Oggi, la storia
Venerdì 20 novembre 2015 - 07:05
In questi giorni di acceso dibattito intorno agli attentati di Parigi si sentono, ancorché nella ridda di commenti contradditori e tra le chiacchiere da bar, ripetuti e vibranti appelli al dialogo e alla pace. Qualcuno ha evocato un celebre emistichio latino che suona così: cedant arma togae, «le armi lascino spazio alla toga». Questa celebre metafora, che ha assunto un valore gnomico, di sentenza universale (di aforisma, insomma) è da attribuire a Marco Tullio Cicerone: si tratta della prima metà di un esametro del poemetto autocelebrativo intitolato De consolatu suo, che nella sua interezza così si esprime: cèdant àrma togaè, concèdat làurea làudi «cedano le armi alla toga ed alla fama ceda l’alloro [militare]». Per lo più citata al di fuori del suo contesto, l’esortazione ciceroniana sembra ammiccare in direzione di un pacifismo ecumenico che sosterrebbe, per dirla con una metafora più moderna, la necessità di sostituire la spada con il diritto, il governo militare con quello civile, la guerra con la diplomazia. La punta della spada con la toga del magistrato, per l’appunto.

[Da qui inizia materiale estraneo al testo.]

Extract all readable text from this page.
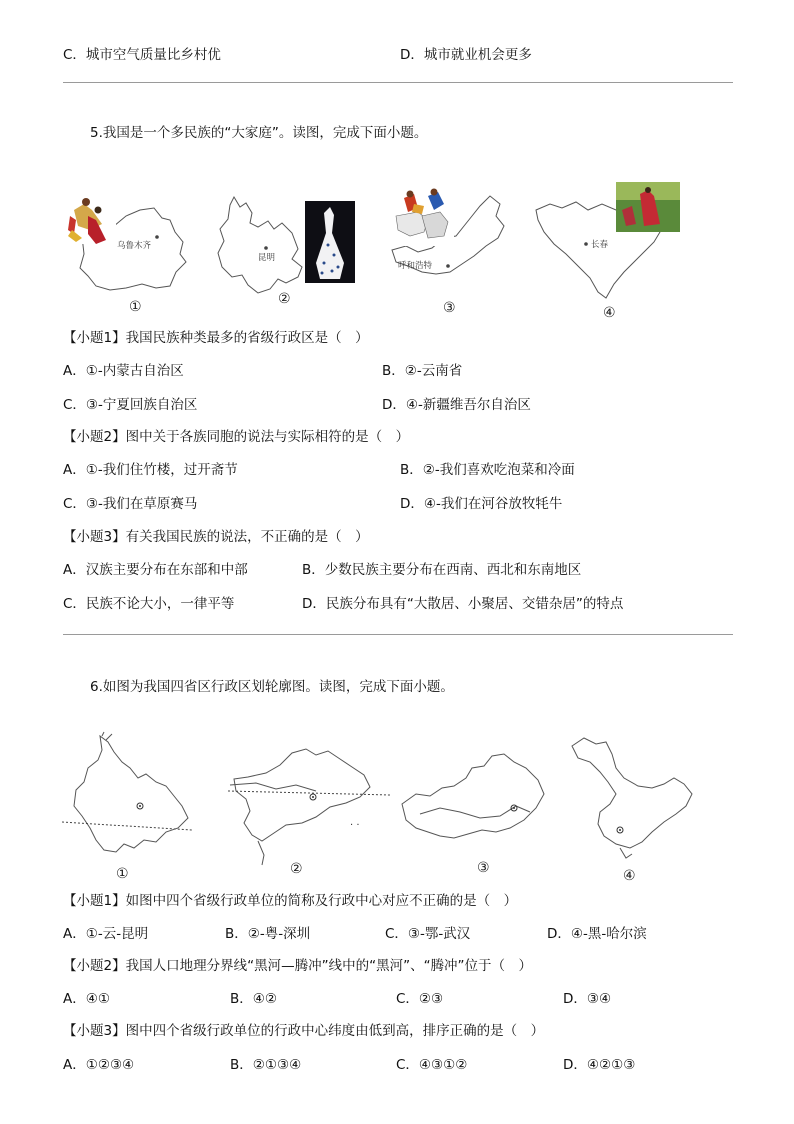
C．城市空气质量比乡村优	D．城市就业机会更多
5.我国是一个多民族的“大家庭”。读图，完成下面小题。
乌鲁木齐
①
昆明
②
呼和浩特
③
长春
④
【小题1】我国民族种类最多的省级行政区是（　）
A．①-内蒙古自治区	B．②-云南省
C．③-宁夏回族自治区	D．④-新疆维吾尔自治区
【小题2】图中关于各族同胞的说法与实际相符的是（　）
A．①-我们住竹楼，过开斋节	B．②-我们喜欢吃泡菜和冷面
C．③-我们在草原赛马	D．④-我们在河谷放牧牦牛
【小题3】有关我国民族的说法，不正确的是（　）
A．汉族主要分布在东部和中部	B．少数民族主要分布在西南、西北和东南地区
C．民族不论大小，一律平等	D．民族分布具有“大散居、小聚居、交错杂居”的特点
6.如图为我国四省区行政区划轮廓图。读图，完成下面小题。
①
. .
②	③	④
【小题1】如图中四个省级行政单位的简称及行政中心对应不正确的是（　）
A．①-云-昆明	B．②-粤-深圳	C．③-鄂-武汉	D．④-黑-哈尔滨
【小题2】我国人口地理分界线“黑河—腾冲”线中的“黑河”、“腾冲”位于（　）
A．④①	B．④②	C．②③	D．③④
【小题3】图中四个省级行政单位的行政中心纬度由低到高，排序正确的是（　）
A．①②③④	B．②①③④	C．④③①②	D．④②①③
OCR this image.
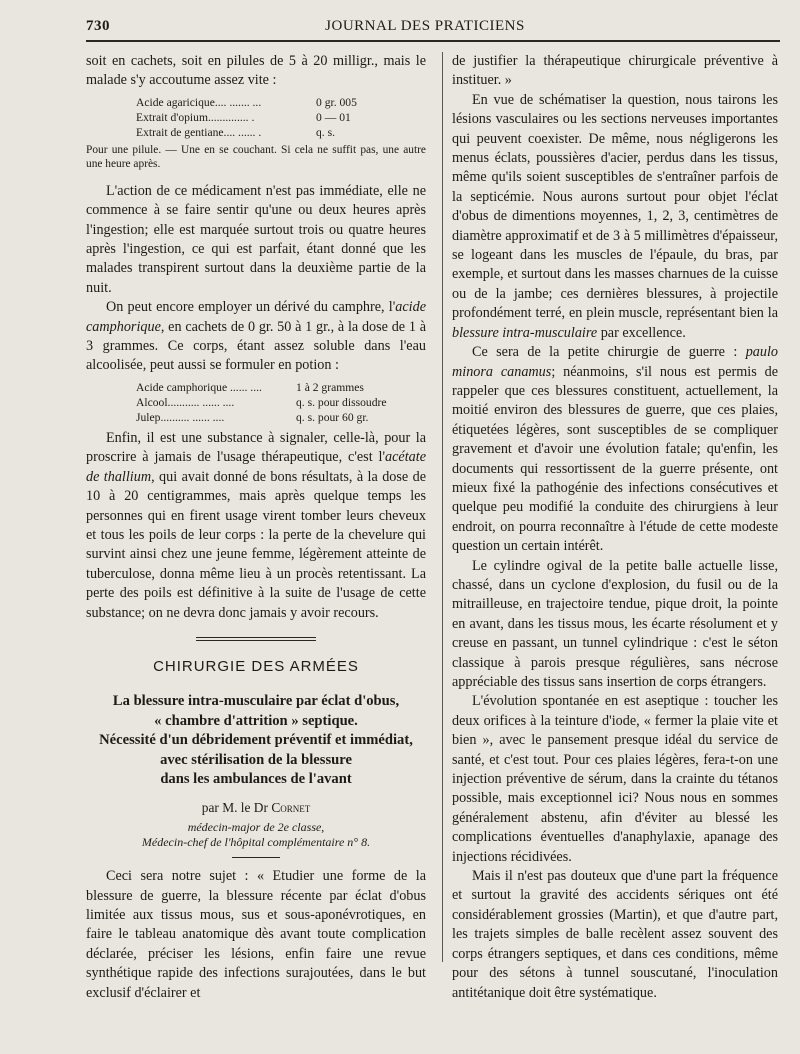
730	JOURNAL DES PRATICIENS

soit en cachets, soit en pilules de 5 à 20 milligr., mais le malade s'y accoutume assez vite :

Acide agaricique.... ....... ...	0 gr. 005
Extrait d'opium.............. .	0 — 01
Extrait de gentiane.... ...... .	q. s.

Pour une pilule. — Une en se couchant. Si cela ne suffit pas, une autre une heure après.

L'action de ce médicament n'est pas immédiate, elle ne commence à se faire sentir qu'une ou deux heures après l'ingestion; elle est marquée surtout trois ou quatre heures après l'ingestion, ce qui est parfait, étant donné que les malades transpirent surtout dans la deuxième partie de la nuit.

On peut encore employer un dérivé du camphre, l'acide camphorique, en cachets de 0 gr. 50 à 1 gr., à la dose de 1 à 3 grammes. Ce corps, étant assez soluble dans l'eau alcoolisée, peut aussi se formuler en potion :

Acide camphorique ...... ....	1 à 2 grammes
Alcool........... ...... ....	q. s. pour dissoudre
Julep.......... ...... ....	q. s. pour 60 gr.

Enfin, il est une substance à signaler, celle-là, pour la proscrire à jamais de l'usage thérapeutique, c'est l'acétate de thallium, qui avait donné de bons résultats, à la dose de 10 à 20 centigrammes, mais après quelque temps les personnes qui en firent usage virent tomber leurs cheveux et tous les poils de leur corps : la perte de la chevelure qui survint ainsi chez une jeune femme, légèrement atteinte de tuberculose, donna même lieu à un procès retentissant. La perte des poils est définitive à la suite de l'usage de cette substance; on ne devra donc jamais y avoir recours.

CHIRURGIE DES ARMÉES
La blessure intra-musculaire par éclat d'obus,
« chambre d'attrition » septique.
Nécessité d'un débridement préventif et immédiat,
avec stérilisation de la blessure
dans les ambulances de l'avant
par M. le Dr Cornet
médecin-major de 2e classe,
Médecin-chef de l'hôpital complémentaire n° 8.

Ceci sera notre sujet : « Etudier une forme de la blessure de guerre, la blessure récente par éclat d'obus limitée aux tissus mous, sus et sous-aponévrotiques, en faire le tableau anatomique dès avant toute complication déclarée, préciser les lésions, enfin faire une revue synthétique rapide des infections surajoutées, dans le but exclusif d'éclairer et

de justifier la thérapeutique chirurgicale préventive à instituer. »

En vue de schématiser la question, nous tairons les lésions vasculaires ou les sections nerveuses importantes qui peuvent coexister. De même, nous négligerons les menus éclats, poussières d'acier, perdus dans les tissus, même qu'ils soient susceptibles de s'entraîner parfois de la septicémie. Nous aurons surtout pour objet l'éclat d'obus de dimentions moyennes, 1, 2, 3, centimètres de diamètre approximatif et de 3 à 5 millimètres d'épaisseur, se logeant dans les muscles de l'épaule, du bras, par exemple, et surtout dans les masses charnues de la cuisse ou de la jambe; ces dernières blessures, à projectile profondément terré, en plein muscle, représentant bien la blessure intra-musculaire par excellence.

Ce sera de la petite chirurgie de guerre : paulo minora canamus; néanmoins, s'il nous est permis de rappeler que ces blessures constituent, actuellement, la moitié environ des blessures de guerre, que ces plaies, étiquetées légères, sont susceptibles de se compliquer gravement et d'avoir une évolution fatale; qu'enfin, les documents qui ressortissent de la guerre présente, ont mieux fixé la pathogénie des infections consécutives et quelque peu modifié la conduite des chirurgiens à leur endroit, on pourra reconnaître à l'étude de cette modeste question un certain intérêt.

Le cylindre ogival de la petite balle actuelle lisse, chassé, dans un cyclone d'explosion, du fusil ou de la mitrailleuse, en trajectoire tendue, pique droit, la pointe en avant, dans les tissus mous, les écarte résolument et y creuse en passant, un tunnel cylindrique : c'est le séton classique à parois presque régulières, sans nécrose appréciable des tissus sans insertion de corps étrangers.

L'évolution spontanée en est aseptique : toucher les deux orifices à la teinture d'iode, « fermer la plaie vite et bien », avec le pansement presque idéal du service de santé, et c'est tout. Pour ces plaies légères, fera-t-on une injection préventive de sérum, dans la crainte du tétanos possible, mais exceptionnel ici? Nous nous en sommes généralement abstenu, afin d'éviter au blessé les complications éventuelles d'anaphylaxie, apanage des injections récidivées.

Mais il n'est pas douteux que d'une part la fréquence et surtout la gravité des accidents sériques ont été considérablement grossies (Martin), et que d'autre part, les trajets simples de balle recèlent assez souvent des corps étrangers septiques, et dans ces conditions, même pour des sétons à tunnel souscutané, l'inoculation antitétanique doit être systématique.
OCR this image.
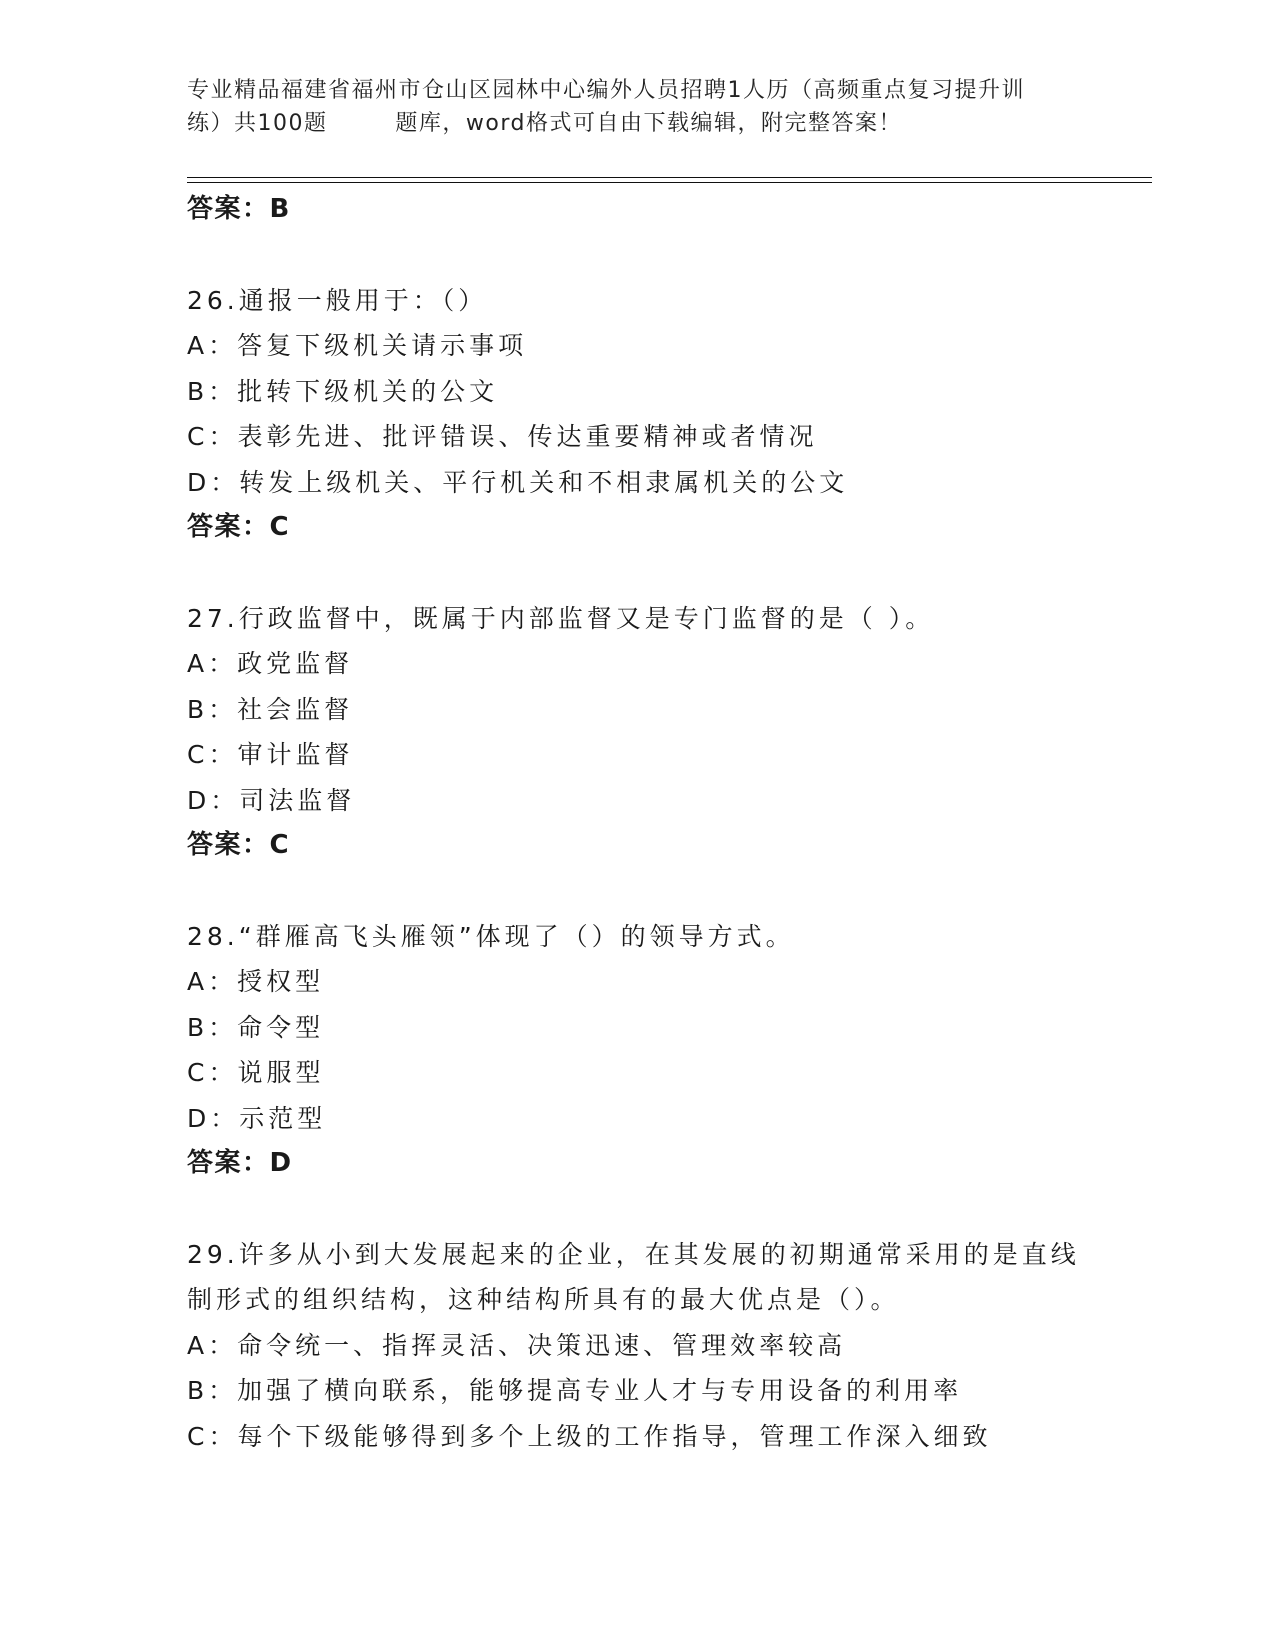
专业精品福建省福州市仓山区园林中心编外人员招聘1人历（高频重点复习提升训
练）共100题        题库，word格式可自由下载编辑，附完整答案！
答案：B
26.通报一般用于：（）
A：答复下级机关请示事项
B：批转下级机关的公文
C：表彰先进、批评错误、传达重要精神或者情况
D：转发上级机关、平行机关和不相隶属机关的公文
答案：C
27.行政监督中，既属于内部监督又是专门监督的是（ ）。
A：政党监督
B：社会监督
C：审计监督
D：司法监督
答案：C
28.“群雁高飞头雁领”体现了（）的领导方式。
A：授权型
B：命令型
C：说服型
D：示范型
答案：D
29.许多从小到大发展起来的企业，在其发展的初期通常采用的是直线
制形式的组织结构，这种结构所具有的最大优点是（）。
A：命令统一、指挥灵活、决策迅速、管理效率较高
B：加强了横向联系，能够提高专业人才与专用设备的利用率
C：每个下级能够得到多个上级的工作指导，管理工作深入细致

In realtà Cicerone scrisse quel verso – peraltro sbeffeggiato da alcuni suoi contemporanei – per celebrare il suo consolato (quello del 63 a.C.), durante il quale egli sventò il tentativo di colpo di stato degli eversori catilinari e ripristinò la pax civilis. Già Alessandro Manzoni conosceva il valore sentenzioso della frase, tanto che nel cap. XIII dei Promessi sposi la face pronunciare al gran cancelliere Ferrer, tronfio per aver salvato con la “diplomazia” il vicario di provvisione dal linciaggio della folla inferocita. Ma la chiave ermeneutica migliore per riattualizzare il cedant arma togae, è forse quella di ritornare a Cicerone medesimo, il quale ebbe modo di commentare questa espressione nella Seconda filippica e nel De officiis. Proprio in quest’ultima opera, un trattato in tre libri “sui doveri”, scrisse: «Non è forse vero che, quando io reggevo il timone dello Stato, le armi cedettero alla toga? Mai lo Stato corse più grave pericolo e mai godette di pace più sicura. Con tanta prontezza, in virtù dei miei provvedimenti e della mia vigilanza, le armi caddero da sole dalle mani dei cittadini più temerari. Quali così grandi imprese, dunque, furono mai compiute in guerra? Quale trionfo militare può essere portato a paragone?».
Ecco, è forse questa la cifra più interessante insita nella retorica ciceroniana, confezionata ad hoc per la smania citazionista dell’uomo contemporaneo, cioè una semplice domanda: esiste forse uno instrumentum regni che sia migliore della legge?